Für viele dieser Opfer ist ein genaues Todesdatum nicht festzustellen. Sofern es kein späteres durch Dokumente belegtes Datum gibt, wurde für sie das Datum der Deportation als Todesdatum gesetzt.
Die Verfasser der Opferliste hatten auch zu entscheiden, wer als „Saarländer“ gelten soll. Viele der Opfer sind nicht im Saarland geboren. Ein Teil war aus Osteuropa zugewandert. Eine weitere Zuwanderungswelle setzte nach Beginn der Verfolgung im Deutschen Reich ein.

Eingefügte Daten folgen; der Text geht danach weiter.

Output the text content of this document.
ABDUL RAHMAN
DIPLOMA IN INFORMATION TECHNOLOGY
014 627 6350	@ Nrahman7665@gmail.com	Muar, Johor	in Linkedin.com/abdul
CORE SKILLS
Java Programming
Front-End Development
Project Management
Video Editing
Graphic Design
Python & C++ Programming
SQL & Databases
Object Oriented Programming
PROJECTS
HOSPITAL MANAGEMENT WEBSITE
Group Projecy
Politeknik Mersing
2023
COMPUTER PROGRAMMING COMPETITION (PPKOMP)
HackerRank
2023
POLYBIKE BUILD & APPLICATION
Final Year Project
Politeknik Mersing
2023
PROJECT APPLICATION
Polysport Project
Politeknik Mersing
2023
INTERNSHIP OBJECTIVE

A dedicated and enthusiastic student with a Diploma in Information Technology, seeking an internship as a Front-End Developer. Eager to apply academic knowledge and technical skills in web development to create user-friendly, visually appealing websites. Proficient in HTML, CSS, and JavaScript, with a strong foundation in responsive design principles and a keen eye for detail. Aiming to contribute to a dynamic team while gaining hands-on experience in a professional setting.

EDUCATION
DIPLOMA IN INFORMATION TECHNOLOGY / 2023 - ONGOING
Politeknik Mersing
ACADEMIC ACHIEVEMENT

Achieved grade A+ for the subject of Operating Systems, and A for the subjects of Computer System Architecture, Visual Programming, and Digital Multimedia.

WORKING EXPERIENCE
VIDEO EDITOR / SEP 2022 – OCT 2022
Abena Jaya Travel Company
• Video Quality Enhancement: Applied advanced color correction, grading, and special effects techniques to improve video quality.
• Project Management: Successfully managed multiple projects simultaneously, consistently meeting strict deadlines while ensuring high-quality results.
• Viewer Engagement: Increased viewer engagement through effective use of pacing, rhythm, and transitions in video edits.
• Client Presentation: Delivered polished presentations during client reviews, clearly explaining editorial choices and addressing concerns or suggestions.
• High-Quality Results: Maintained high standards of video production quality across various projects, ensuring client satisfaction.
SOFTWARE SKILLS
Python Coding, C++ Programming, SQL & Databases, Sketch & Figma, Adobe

Nach gewissenhaftem Abwägen haben sich die Forscherinnen und Forscher entschlossen, alle jüdischen Bürgerinnen und Bürger als Saarländer zu zählen, für die sich ein Aufenthalt von wenigstens einem Jahr im damaligen Saargebiet belegen lässt. Auch in der Emigration geborene Kinder wurden mit einbezogen.
Die Recherche nach eventuellen weiteren Opfern ist jedoch nicht abschließbar. Insofern stellt das Mahnmal keinen endgültigen Zustand der Opferliste dar, sondern gibt bloß ein vorläufiges Ergebnis wieder.